Häufig gestellte Fragen zum Vorbeugen von Schnupfen

Wie kann man einem Schnupfen vorbeugen?

Um sich vor einer Ansteckung zu schützen, gibt es verschiedene Maßnahmen: So sollten Sie unter anderem regelmäßig und gründlich Ihre Hände waschen. Dadurch verhindern Sie, dass die Viren über unbewusstes Kratzen, beispielsweise der Nase, in den Körper gelangen. Auch ein abwehrbereites Immunsystem, gestärkt durch gesunde Ernährung und Sport, kann helfen, einem Schnupfen vorzubeugen.

Was sind die ersten Anzeichen eines Schnupfens?

Wer erste Erkältungssymptome wie Schnupfen oder Halskratzen bemerkt, sollte versuchen, die Ausbreitung der Viren in den Atemwegen und der Lunge zu verhindern. Denn eine Behandlung direkt gegen die Erreger gibt es nicht. Stattdessen sollte das Immunsystem gestärkt werden, zum Beispiel mit ausreichend Schlaf, Bewegung, gesunder Ernährung und Aufenthalt an der frischen Luft.

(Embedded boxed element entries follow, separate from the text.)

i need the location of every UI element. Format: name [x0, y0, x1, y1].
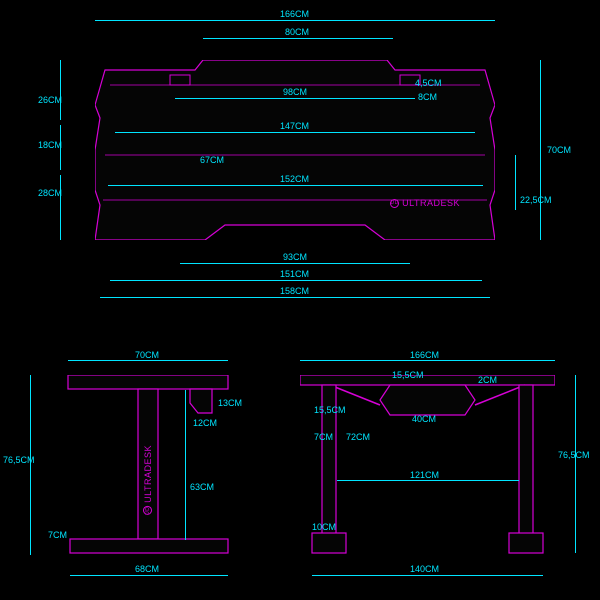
dim-side-12cm: 12CM [193, 418, 217, 428]
dim-side-70cm: 70CM [135, 350, 159, 360]
dim-4-5cm: 4,5CM [415, 78, 442, 88]
dim-22-5cm: 22,5CM [520, 195, 552, 205]
dim-28cm: 28CM [38, 188, 62, 198]
front-view [300, 375, 555, 555]
dim-line [575, 375, 576, 553]
dim-line [30, 375, 31, 555]
dim-line [515, 155, 516, 210]
brand-logo-icon: UD [144, 506, 153, 515]
dim-67cm: 67CM [200, 155, 224, 165]
dim-front-121cm: 121CM [410, 470, 439, 480]
dim-line [180, 263, 410, 264]
dim-line [203, 38, 393, 39]
dim-side-63cm: 63CM [190, 482, 214, 492]
dim-line [108, 185, 483, 186]
dim-line [100, 297, 490, 298]
dim-front-15-5: 15,5CM [392, 370, 424, 380]
brand-label-top: UD ULTRADESK [390, 198, 460, 208]
dim-line [185, 390, 186, 540]
dim-147cm: 147CM [280, 121, 309, 131]
dim-front-76-5cm: 76,5CM [558, 450, 590, 460]
dim-98cm: 98CM [283, 87, 307, 97]
desk-front-outline [300, 375, 555, 555]
dim-front-10cm: 10CM [312, 522, 336, 532]
dim-front-40cm: 40CM [412, 414, 436, 424]
dim-line [300, 360, 555, 361]
dim-front-166cm: 166CM [410, 350, 439, 360]
dim-158cm: 158CM [280, 286, 309, 296]
dim-93cm: 93CM [283, 252, 307, 262]
dim-side-76-5cm: 76,5CM [3, 455, 35, 465]
dim-front-7cm: 7CM [314, 432, 333, 442]
dim-front-140cm: 140CM [410, 564, 439, 574]
dim-line [68, 360, 228, 361]
dim-line [115, 132, 475, 133]
dim-26cm: 26CM [38, 95, 62, 105]
dim-line [175, 98, 415, 99]
dim-18cm: 18CM [38, 140, 62, 150]
dim-151cm: 151CM [280, 269, 309, 279]
dim-line [60, 60, 61, 120]
dim-70cm: 70CM [547, 145, 571, 155]
dim-8cm: 8CM [418, 92, 437, 102]
dim-line [337, 480, 519, 481]
dim-166cm: 166CM [280, 9, 309, 19]
dim-front-2cm: 2CM [478, 375, 497, 385]
dim-front-tray-d: 15,5CM [314, 405, 346, 415]
dim-152cm: 152CM [280, 174, 309, 184]
dim-line [60, 175, 61, 240]
dim-side-13cm: 13CM [218, 398, 242, 408]
dim-line [70, 575, 228, 576]
dim-side-7cm: 7CM [48, 530, 67, 540]
dim-side-68cm: 68CM [135, 564, 159, 574]
dim-line [95, 20, 495, 21]
dim-line [540, 60, 541, 240]
dim-80cm: 80CM [285, 27, 309, 37]
brand-label-side: UD ULTRADESK [143, 445, 153, 515]
dim-line [110, 280, 482, 281]
dim-front-72cm: 72CM [346, 432, 370, 442]
brand-logo-icon: UD [390, 199, 399, 208]
dim-line [312, 575, 543, 576]
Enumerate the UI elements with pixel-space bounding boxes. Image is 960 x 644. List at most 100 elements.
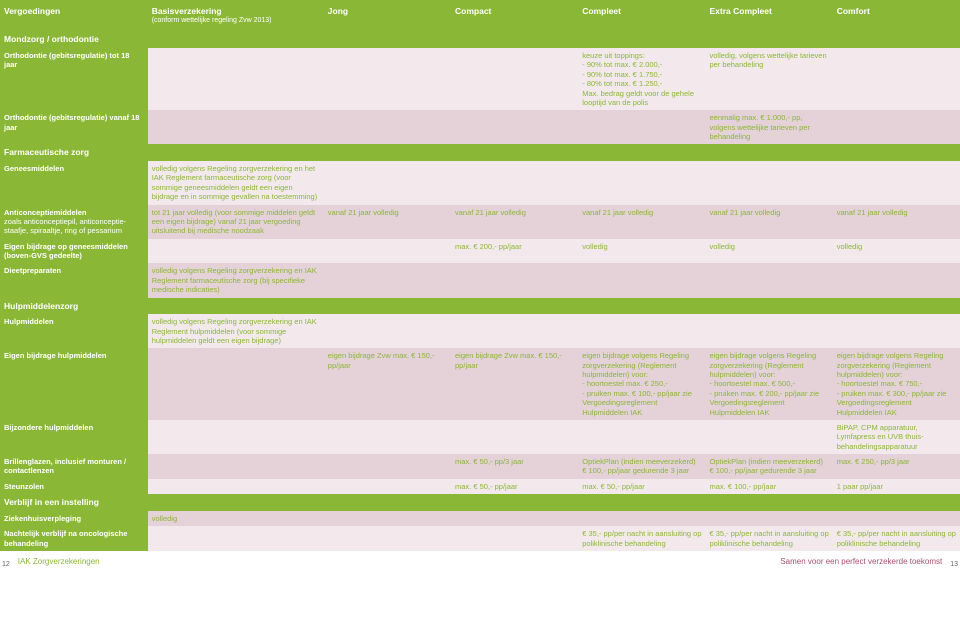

Bei Schnupfen: Wie schütze ich andere vor einer Ansteckung?

Wer bereits Schnupfen hat, sollte daran denken, andere zu schützen. Um einer triefende Nase beim Partner, den Kindern oder Arbeitskollegen vorzubeugen, gilt unter anderem: Niesen und husten Sie richtig – und zwar in die Armbeuge. So vermeiden Sie, dass eine große Menge an Viren in die Luft gelangt. Auch regelmäßiges Händewaschen gehört als schützende Maßnahme dazu.

Mit diesen 8 Tipps können Sie einem Schnupfen vorbeugen:

Früher oder später erwischt sie einen ja doch – die Erkältung. Im Durchschnitt erkrankt ein Erwachsener zwei- bis dreimal im Jahr, Kinder sogar bis zu zehnmal.1 Um den lästigen Symptomen wie Schnupfen, Husten und Heiserkeit so lange es geht aus dem Weg zu gehen, können Sie ein paar einfache Maßnahmen ergreifen.  

Folgende 8 Tipps haben wir für Sie zusammengetragen:

1. Häufig und gründlich die Hände waschen

Erkältungsviren verbreiten sich unter anderem durch Schmierinfektionen. Es reicht bereits, in der U-Bahn einen Griff anzufassen, an dem sich vorher eine erkältete Person festgehalten hat. Schon haften die Krankheitserreger an der Hand. Die infektiösen Keime können durch unbewusstes Kratzen an der Nase oder Reiben der Augen in den eigenen Körper gelangen.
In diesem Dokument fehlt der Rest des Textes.